Page 22 of Unrivaled

She stares up at me for a moment, her lips parted, her blue eyes wide and fathomless. Then she steps back, dropping her gaze and breaking that brief breathless moment where I thought she might believe me.

“I have to go,” she mutters. “Miss Kate hates it when parents are late. And Ben will be worried. I have to go.”

Stepping around me once more, she practically jogs away. I jog after her, catching up easily and keeping up with my distance-eating stride. She didn’t tell me I couldn’t come. And she’s going to pick up Ben.

I have a son, and his name is Ben. What’s his middle name?

I’m going to get to see my son for the first time in just a few minutes.

Holy shit.

I follow her inside a building I’ve never paid much attention to before. Never had a class here, and I guess I wouldn’t because it’s apparently dedicated to the preschool. Maybe if I were in Early Childhood Education I’d know about it, or if I had a kid … that I knew about before now.

I wait in the hall while Tiffany unlatches the lower half of the Dutch door and enters the classroom, watching as she bends to scoop up a kid with dark hair that’s getting long, curling at the ends. Reaching up, I run a hand through my hair, tugging on the ends where it curls above the collar of my jacket.

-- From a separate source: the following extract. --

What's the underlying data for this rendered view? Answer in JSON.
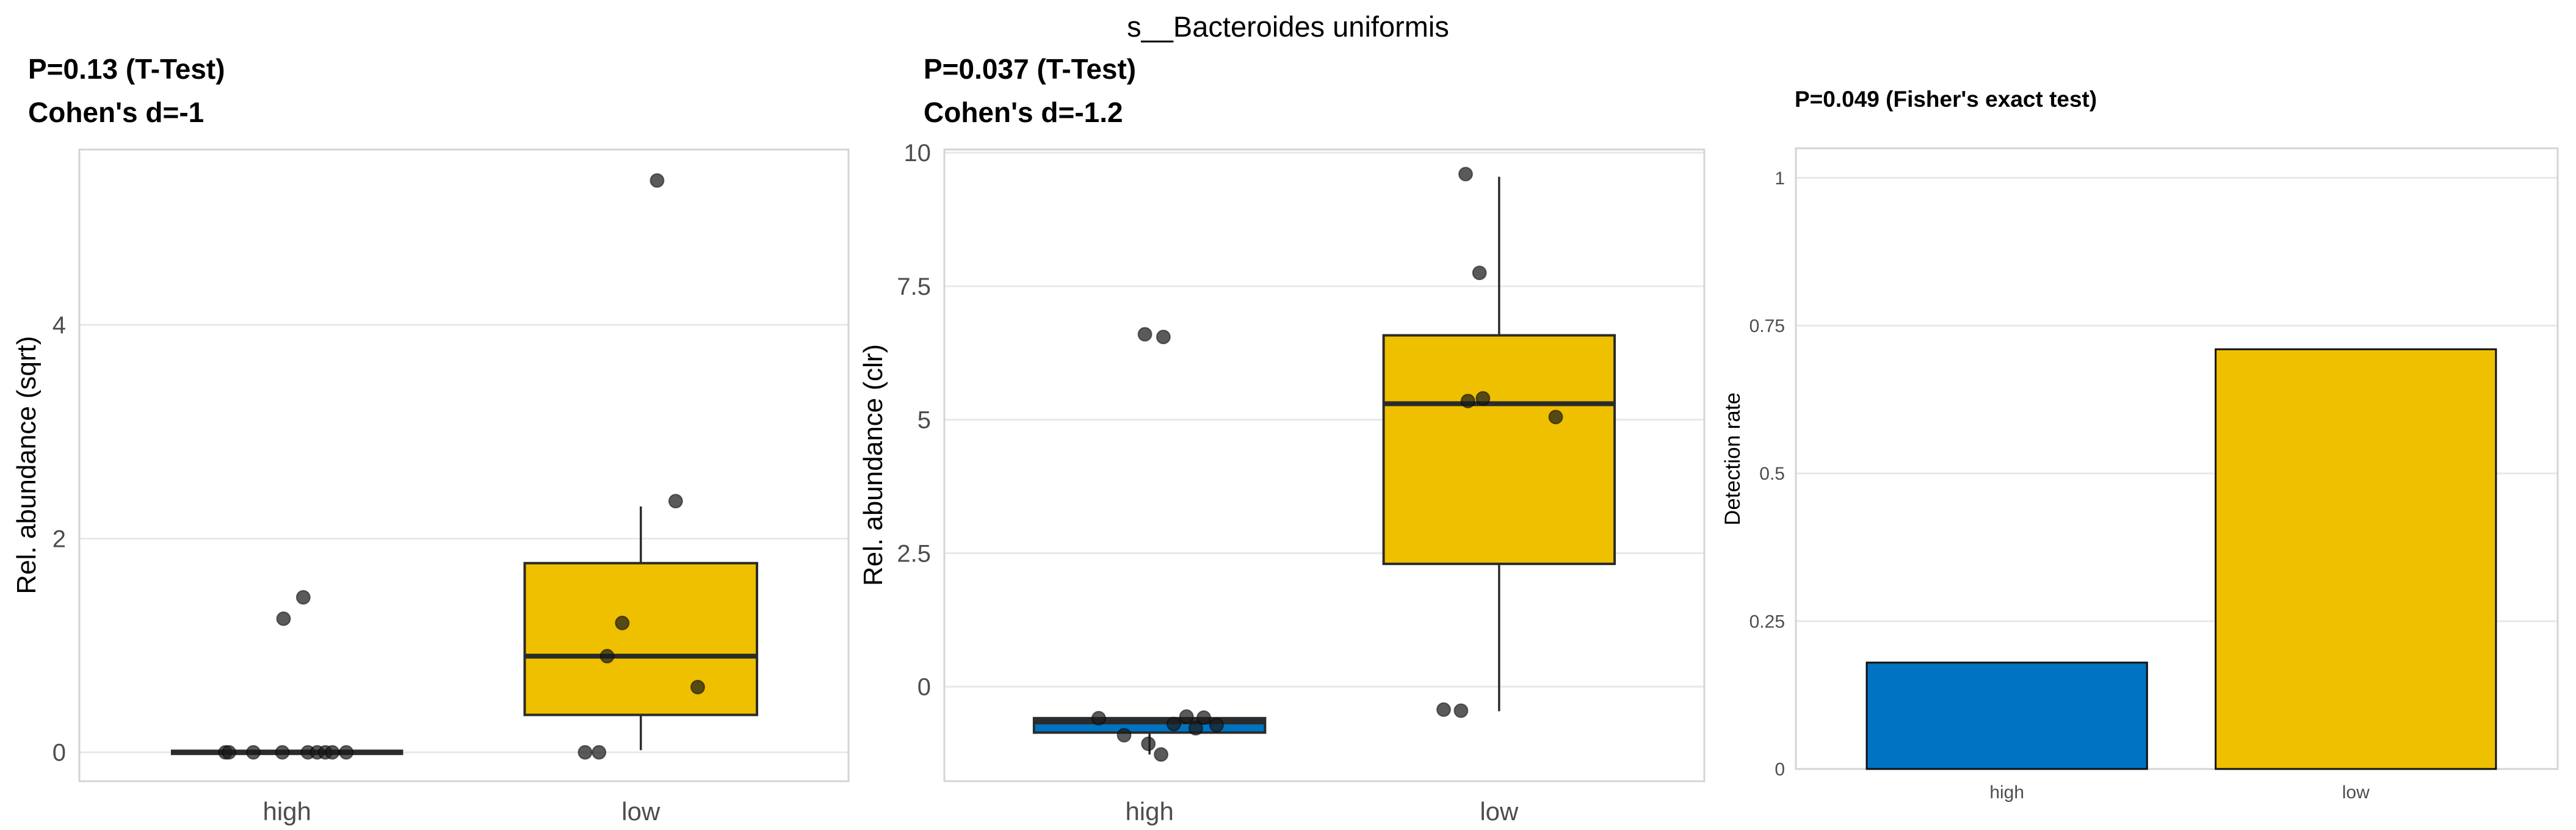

His piping voice comes out in a rapid tumble as he tells his mother about his day. She briefly speaks to a woman in a blue apron who’s apparently the teacher, sets the little boy down, and bends to write something in a binder on the low table.

I tear my eyes away from the fabric of her leggings stretching across her round, squeezable ass, focusing instead on the child who runs to the other side of the room and gathers a coat and a tinyToy Storybackpack from a cubby on the wall. I watch as he carefully spreads his coat out on the ground so the hood points at him.

Over his shoulder, he calls, “Mommy, watch!” When he’s certain she’s looking at him, he sticks his arms in the sleeves and flips the coat over his head, turning to face Tiffany with a giant smile on his face.

And my breath freezes in my chest. Because Jackson’s absolutely right. That face is identical to the one that smiles out of a photo frame on my parents’ living room wall.

That kid is definitely mine. If there was any doubt, it just got erased.

And while Tiffany clearly isn’t thrilled about me showing up and butting in now, she’s going to have to get over that. Because I’m not going anywhere.

CHAPTER TEN

Tiffany

I keep the smile glued to my face throughout my interactions with Ben and his teacher, clapping for him when he does the trick that Miss Amber taught him to get his coat on.

Tongue caught between his teeth in concentration, he squints his eyes and tries to get the zipper started himself. He gets the open side inside the zipper, but can’t manage to hold it there while he pulls it closed. After a few tries, he stomps his foot in frustration, his mouth puckered in a pout.

“Can I help you?” I ask, crossing the room to him.

He nods, his lower lip still stuck out. “It’s so so frustrating!” he says as I kneel in front of him.

“It’s tricky, huh? Let’s do it together. Here, you put it in, and I’ll hold it while you pull on the zipper, okay?”

He nods, then gives me a smile when he pulls the zipper up to where he wants it, wiping his wrist across his face to get rid of a stray tear.

Pulling him close, I give him a hug. “Thank you for telling me how you’re feeling. And thanks for letting me help. You’re getting so big that pretty soon you’ll be zipping your coat all by yourself. We just gotta keep practicing, okay?”

“Okay, Mama,” he says, his arms wrapped around my neck.

“Do you want to carry your backpack or do you want me to do it?” I ask as I stand.

“You do it,” he says, then takes off running for the door.

My steps slow as I follow Ben to the door, dread pooling in my gut at the prospect of facing Grayson Kilpatrick again. I can just see his profile as he lingers outside the door while other parents go in and out, waiting patiently.

His vehement words echo in my brain.“I would never abandon my child or his mother. Never.”

Is that really true? Did he really not know?

Part of me wants to believe him. The foolish, hopeful, naive part of me that has secretly always wished he would’ve stuck around and been supportive and part of Ben’s life, and deep, deep even farther down, that maybe we would’ve had some kind of fairy tale ending.